Around the world, architects and communities are grappling to define the 21st-century library, representing a paradigm shift from the hushed repository of physical books to a tech-savvy, inclusive space to unite people around learning, shared interests, and exploration in an ever-lonelier digital world.
So what does the library of the future look like? One striking example is Dokk1, in Denmark’s second-largest city of Aarhus, which won an international contest earlier this month for the best public library of 2016.
Designed by Schmidt Hammer Lassen Architects and completed in 2015, the library beat out nominated libraries from Australia and the U.S. at the annual meeting of the International Federation of Library Associations and Institutions in Columbus, Ohio.
”Dokk1 is an unusually successful encounter between two beautiful Danish traditions,” Danish Culture Minister Bertel Haarder said in a press release. “On one hand, our cultural ambitions to open up all branches of knowledge to every generation and social class and, on the other hand, our sense of functional and beautiful design.”
At more than 383,000 square feet, Dokk1 is the largest public library in Scandinavia.

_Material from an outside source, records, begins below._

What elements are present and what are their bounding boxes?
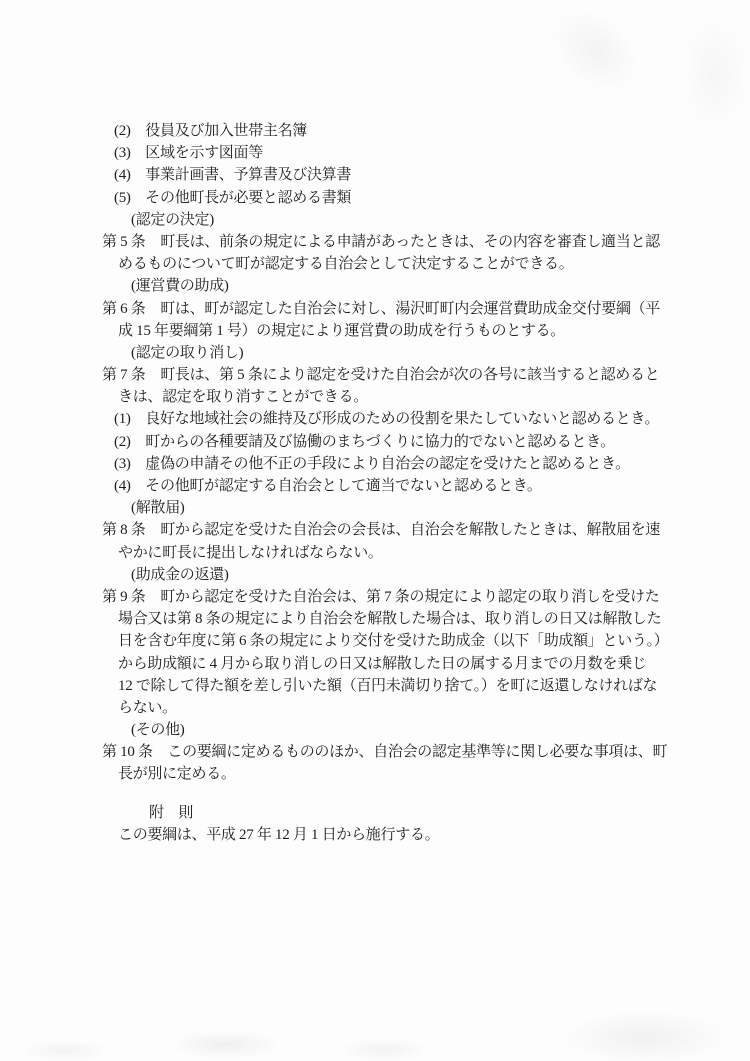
text-line: (その他) <box>131 722 185 739</box>
document-body <box>0 120 750 846</box>
scan-artifact <box>680 15 750 135</box>
text-line: 第 5 条 町長は、前条の規定による申請があったときは、その内容を審査し適当と認 <box>102 233 660 250</box>
text-line: めるものについて町が認定する自治会として決定することができる。 <box>118 256 574 273</box>
text-line: この要綱は、平成 27 年 12 月 1 日から施行する。 <box>118 826 440 843</box>
text-line: 長が別に定める。 <box>118 766 236 783</box>
text-line: 第 9 条 町から認定を受けた自治会は、第 7 条の規定により認定の取り消しを受けた <box>102 588 660 605</box>
text-line: (3) 区域を示す図面等 <box>114 145 263 162</box>
text-line: 成 15 年要綱第 1 号）の規定により運営費の助成を行うものとする。 <box>118 322 566 339</box>
scan-artifact <box>560 1010 730 1061</box>
text-line: (4) 事業計画書、予算書及び決算書 <box>114 167 352 184</box>
scan-artifact <box>20 1040 110 1061</box>
text-line: (運営費の助成) <box>131 278 229 295</box>
text-line: (認定の決定) <box>131 211 214 228</box>
text-line: (2) 役員及び加入世帯主名簿 <box>114 123 307 139</box>
text-line: 附 則 <box>149 804 194 821</box>
text-line: (認定の取り消し) <box>131 344 244 361</box>
text-line: 第 10 条 この要綱に定めるもののほか、自治会の認定基準等に関し必要な事項は、町 <box>102 744 668 761</box>
text-line: (4) その他町が認定する自治会として適当でないと認めるとき。 <box>114 478 542 494</box>
scan-artifact <box>170 1030 280 1060</box>
text-line: (助成金の返還) <box>131 566 229 583</box>
text-line: きは、認定を取り消すことができる。 <box>118 389 368 406</box>
text-line: (2) 町からの各種要請及び協働のまちづくりに協力的でないと認めるとき。 <box>114 433 615 450</box>
text-line: 日を含む年度に第 6 条の規定により交付を受けた助成金（以下「助成額」という。） <box>118 633 669 650</box>
text-line: から助成額に 4 月から取り消しの日又は解散した日の属する月までの月数を乗じ <box>118 655 647 672</box>
scan-artifact <box>534 0 656 109</box>
text-line: (5) その他町長が必要と認める書類 <box>114 189 352 206</box>
text-line: 場合又は第 8 条の規定により自治会を解散した場合は、取り消しの日又は解散した <box>118 611 662 628</box>
text-line: やかに町長に提出しなければならない。 <box>118 544 383 561</box>
text-line: らない。 <box>118 699 177 716</box>
text-line: (3) 虚偽の申請その他不正の手段により自治会の認定を受けたと認めるとき。 <box>114 455 630 472</box>
text-line: 第 8 条 町から認定を受けた自治会の会長は、自治会を解散したときは、解散届を速 <box>102 522 661 539</box>
text-line: 第 7 条 町長は、第 5 条により認定を受けた自治会が次の各号に該当すると認めると <box>102 367 660 384</box>
text-line: (1) 良好な地域社会の維持及び形成のための役割を果たしていないと認めるとき。 <box>114 411 660 428</box>
text-line: 12 で除して得た額を差し引いた額（百円未満切り捨て。）を町に返還しなければな <box>118 677 658 694</box>
text-line: 第 6 条 町は、町が認定した自治会に対し、湯沢町町内会運営費助成金交付要綱（平 <box>102 300 661 317</box>
scan-artifact <box>340 1038 430 1061</box>
text-line: (解散届) <box>131 500 185 517</box>
text-line <box>0 786 750 802</box>
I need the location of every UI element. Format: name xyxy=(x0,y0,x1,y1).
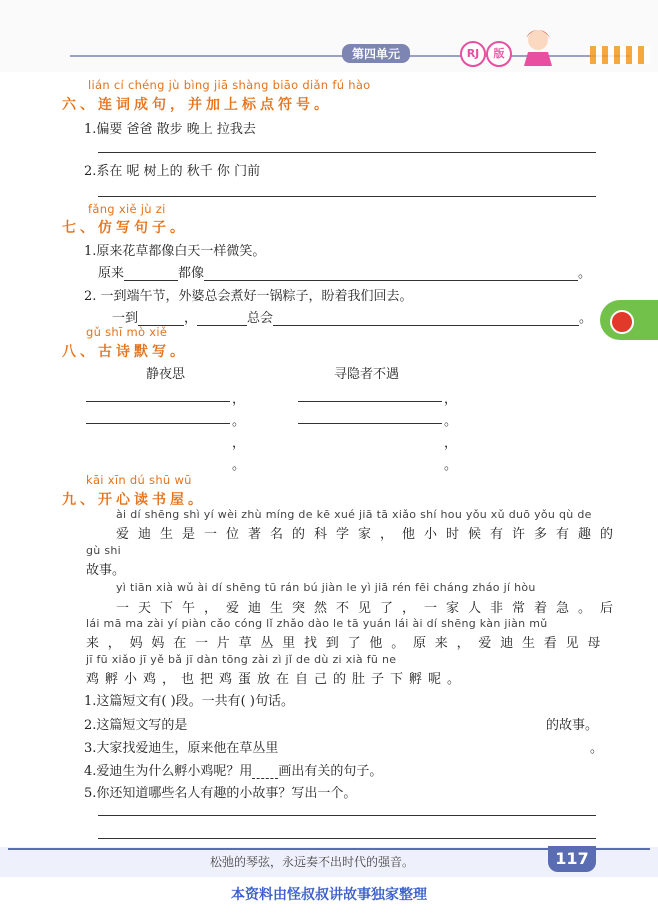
section9-q2: 2.这篇短文写的是 xyxy=(84,718,188,733)
section7-title: 七、仿写句子。 xyxy=(62,220,188,236)
section7-pinyin: fǎng xiě jù zi xyxy=(88,202,166,216)
answer-line[interactable] xyxy=(98,815,596,816)
section8-pinyin: gǔ shī mò xiě xyxy=(86,325,168,339)
passage-line-4: 来，妈妈在一片草丛里找到了他。原来，爱迪生看见母 xyxy=(86,636,610,651)
fox-face-icon xyxy=(610,310,634,334)
passage-pinyin-1: ài dí shēng shì yí wèi zhù míng de kē xué jiā tā xiǎo shí hou yǒu xǔ duō yǒu qù de xyxy=(116,508,592,521)
wavy-line-mark xyxy=(252,764,278,779)
poem2-punct1: ， xyxy=(444,392,458,407)
section7-q2-fill: 一到 ， 总会 。 xyxy=(112,311,593,326)
poem2-punct4: 。 xyxy=(444,458,458,473)
section6-q1: 1.偏要 爸爸 散步 晚上 拉我去 xyxy=(84,122,256,137)
section9-q1: 1.这篇短文有( )段。一共有( )句话。 xyxy=(84,694,294,709)
section9-q5: 5.你还知道哪些名人有趣的小故事？写出一个。 xyxy=(84,786,357,801)
poem2-punct2: 。 xyxy=(444,414,458,429)
section9-pinyin: kāi xīn dú shū wū xyxy=(86,473,192,487)
answer-line[interactable] xyxy=(98,838,596,839)
section6-q2: 2.系在 呢 树上的 秋千 你 门前 xyxy=(84,164,261,179)
poem1-punct1: ， xyxy=(232,392,246,407)
poem1-punct2: 。 xyxy=(232,414,246,429)
poem1-punct4: 。 xyxy=(232,458,246,473)
blank[interactable] xyxy=(204,266,578,281)
blank[interactable] xyxy=(273,311,579,326)
rj-badge: RJ xyxy=(460,41,486,67)
edition-badge: 版 xyxy=(486,41,512,67)
poem1-line2[interactable] xyxy=(86,423,230,424)
passage-pinyin-5: jī fū xiǎo jī yě bǎ jī dàn tōng zài zì jǐ de dù zi xià fū ne xyxy=(86,653,397,666)
poem1-title: 静夜思 xyxy=(146,367,186,382)
poem2-line1[interactable] xyxy=(298,401,442,402)
passage-line-1: 爱迪生是一位著名的科学家，他小时候有许多有趣的 xyxy=(116,527,623,542)
poem2-punct3: ， xyxy=(444,436,458,451)
blank[interactable] xyxy=(124,266,178,281)
poem2-title: 寻隐者不遇 xyxy=(334,367,400,382)
unit-label: 第四单元 xyxy=(342,44,410,63)
answer-line[interactable] xyxy=(98,196,596,197)
passage-pinyin-2: gù shi xyxy=(86,544,122,557)
passage-pinyin-4: lái mā ma zài yí piàn cǎo cóng lǐ zhǎo dào le tā yuán lái ài dí shēng kàn jiàn mǔ xyxy=(86,617,548,630)
page-number: 117 xyxy=(548,846,596,872)
section9-title: 九、开心读书屋。 xyxy=(62,492,206,508)
section9-q3-end: 。 xyxy=(590,741,604,756)
blank[interactable] xyxy=(197,311,247,326)
footer-motto: 松弛的琴弦，永远奏不出时代的强音。 xyxy=(210,855,415,869)
section9-q4: 4.爱迪生为什么孵小鸡呢？用 画出有关的句子。 xyxy=(84,764,383,779)
answer-line[interactable] xyxy=(98,152,596,153)
section7-q2: 2. 一到端午节，外婆总会煮好一锅粽子，盼着我们回去。 xyxy=(84,289,413,304)
header-band xyxy=(0,0,658,72)
section8-title: 八、古诗默写。 xyxy=(62,344,188,360)
section9-q2-end: 的故事。 xyxy=(546,718,599,733)
passage-line-3: 一天下午，爱迪生突然不见了，一家人非常着急。后 xyxy=(116,601,623,616)
poem1-line1[interactable] xyxy=(86,401,230,402)
blank[interactable] xyxy=(138,311,184,326)
section6-pinyin: lián cí chéng jù bìng jiā shàng biāo diǎn fú hào xyxy=(88,78,371,92)
passage-pinyin-3: yì tiān xià wǔ ài dí shēng tū rán bú jiàn le yì jiā rén fēi cháng zháo jí hòu xyxy=(116,581,536,594)
poem2-line2[interactable] xyxy=(298,423,442,424)
section9-q3: 3.大家找爱迪生，原来他在草丛里 xyxy=(84,741,279,756)
passage-line-2: 故事。 xyxy=(86,563,126,578)
passage-line-5: 鸡孵小鸡，也把鸡蛋放在自己的肚子下孵呢。 xyxy=(86,672,467,687)
section7-q1: 1.原来花草都像白天一样微笑。 xyxy=(84,244,266,259)
poem1-punct3: ， xyxy=(232,436,246,451)
section7-q1-fill: 原来 都像 。 xyxy=(98,266,592,281)
section6-title: 六、连词成句，并加上标点符号。 xyxy=(62,97,332,113)
checker-decoration xyxy=(590,46,650,64)
watermark-text: 本资料由怪叔叔讲故事独家整理 xyxy=(231,887,427,903)
cartoon-girl-icon xyxy=(518,22,558,66)
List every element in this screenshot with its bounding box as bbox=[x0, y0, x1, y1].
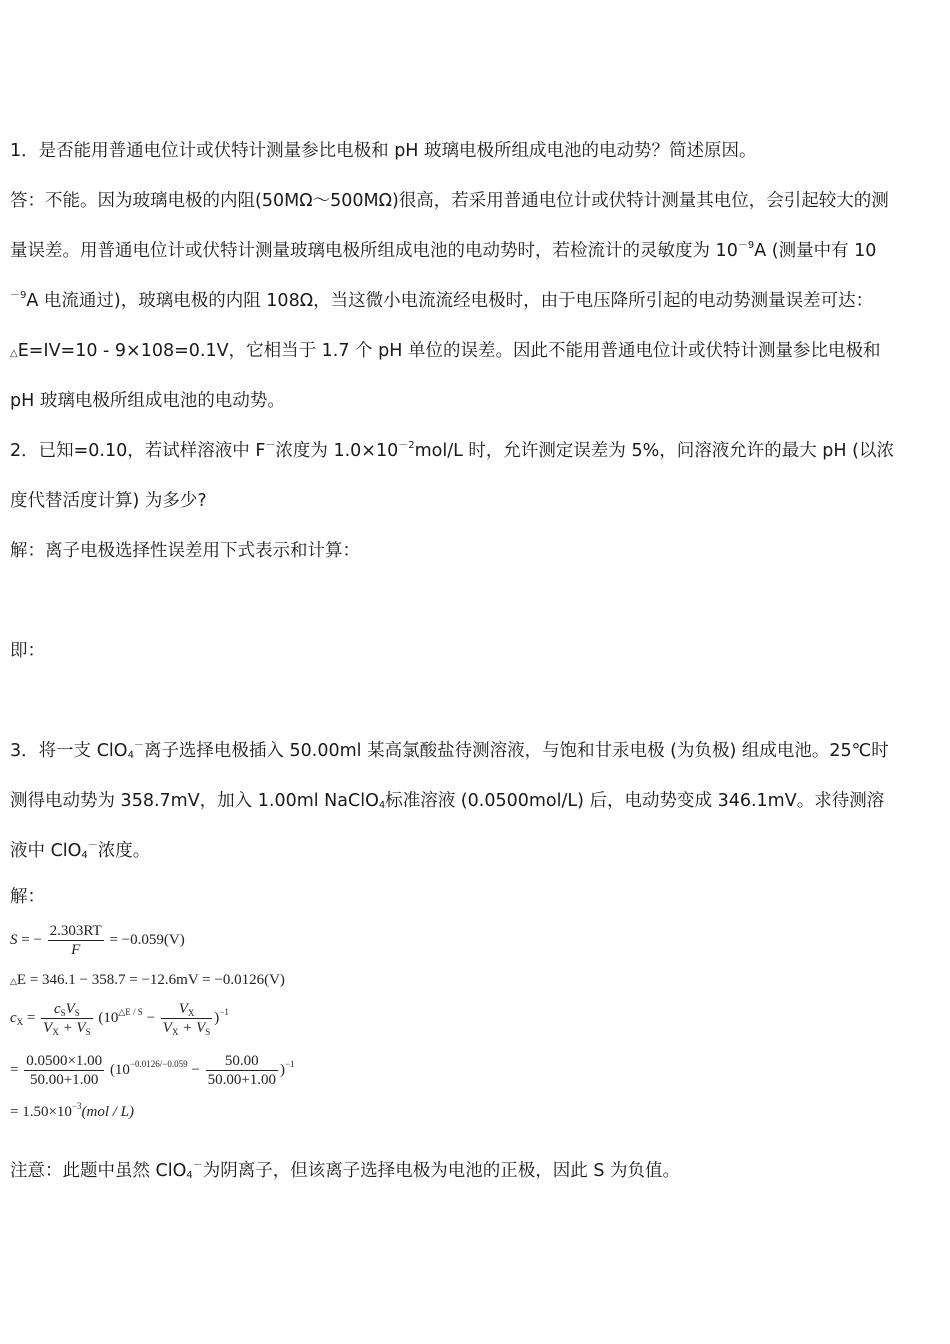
q2-ie-label: 即： bbox=[10, 641, 45, 661]
q3-question-line-2: 测得电动势为 358.7mV，加入 1.00ml NaClO$_4$标准溶液 (0.0500mol/L) 后，电动势变成 346.1mV。求待测溶 bbox=[10, 791, 885, 811]
q2-solution-label: 解：离子电极选择性误差用下式表示和计算： bbox=[10, 541, 360, 561]
q3-solution-label: 解： bbox=[10, 887, 45, 907]
equation-cx-result: = $1.50\times 10^{-3}(mol / L)$ bbox=[10, 1101, 134, 1120]
q1-question: 1．是否能用普通电位计或伏特计测量参比电极和 pH 玻璃电极所组成电池的电动势？简述原因。 bbox=[10, 141, 757, 161]
q1-answer-line-5: pH 玻璃电极所组成电池的电动势。 bbox=[10, 391, 285, 411]
equation-delta-e: △E = 346.1 − 358.7 = −12.6mV = −0.0126(V) bbox=[10, 972, 285, 988]
q1-answer-line-2: 量误差。用普通电位计或伏特计测量玻璃电极所组成电池的电动势时，若检流计的灵敏度为 $10^{-9}A$ (测量中有 10 bbox=[10, 240, 877, 261]
q2-question-line-1: 2．已知=0.10，若试样溶液中 F－浓度为 $1.0\times 10^{-2}mol/L$ 时，允许测定误差为 5%，问溶液允许的最大 pH (以浓 bbox=[10, 440, 894, 461]
equation-slope: S = − $\frac{2.303RT}{F}$ = −0.059(V) bbox=[10, 923, 185, 958]
equation-cx-substituted: = $\frac{0.0500\times 1.00}{50.00+1.00}$ ($10^{-0.0126/-0.059}$ − $\frac{50.00}{50.00+1.00}$ )$^{-1}$ bbox=[10, 1053, 295, 1088]
equation-cx-formula: $c_X$ = $\frac{c_SV_S}{V_X + V_S}$ ($10^{\triangle E / S}$ − $\frac{V_X}{V_X + V_S}$ )$^{-1}$ bbox=[10, 1001, 229, 1037]
q1-answer-line-3: $^{-9}$A 电流通过)，玻璃电极的内阻 108Ω，当这微小电流流经电极时，由于电压降所引起的电动势测量误差可达： bbox=[10, 290, 874, 311]
q1-answer-line-4: △E=IV=10 - 9×108=0.1V，它相当于 1.7 个 pH 单位的误差。因此不能用普通电位计或伏特计测量参比电极和 bbox=[10, 341, 881, 361]
q1-answer-line-1: 答：不能。因为玻璃电极的内阻(50MΩ～500MΩ)很高，若采用普通电位计或伏特计测量其电位，会引起较大的测 bbox=[10, 191, 889, 211]
q3-note: 注意：此题中虽然 ClO$_4$－为阴离子，但该离子选择电极为电池的正极，因此 S 为负值。 bbox=[10, 1160, 681, 1181]
q3-question-line-3: 液中 ClO$_4$－浓度。 bbox=[10, 840, 151, 861]
q2-question-line-2: 度代替活度计算) 为多少? bbox=[10, 491, 207, 511]
q3-question-line-1: 3．将一支 ClO$_4$－离子选择电极插入 50.00ml 某高氯酸盐待测溶液，与饱和甘汞电极 (为负极) 组成电池。25℃时 bbox=[10, 740, 889, 761]
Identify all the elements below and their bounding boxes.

The interior has a flexible design that allows it to house maker spaces and host workshops for individuals and groups of all ages. The low-energy design incorporates solar panels, LED lighting, recirculation of ventilation air in the parking area, and seawater cooling. Users can communicate via Instagram to screens in the library and a quirky connected button at the hospital’s maternity ward allows new parents to sound a library bell every time a child is born in the city. Accessibility is a priority in the design, with multiple outdoor areas and entrances on all sides of the building.
“Dokk1 is a covered urban square,” Senior Partner Kim Holst Jensen of Schmidt Hammer Lassen Architects said, “an undulating landscape that facilitates learning, knowledge sharing, innovation and a sense of community. Our goal has been to create a stimulating and dynamic environment at this unique location that fosters valuable and meaningful relationships between people; a cultural centre that everyone can see themselves in.”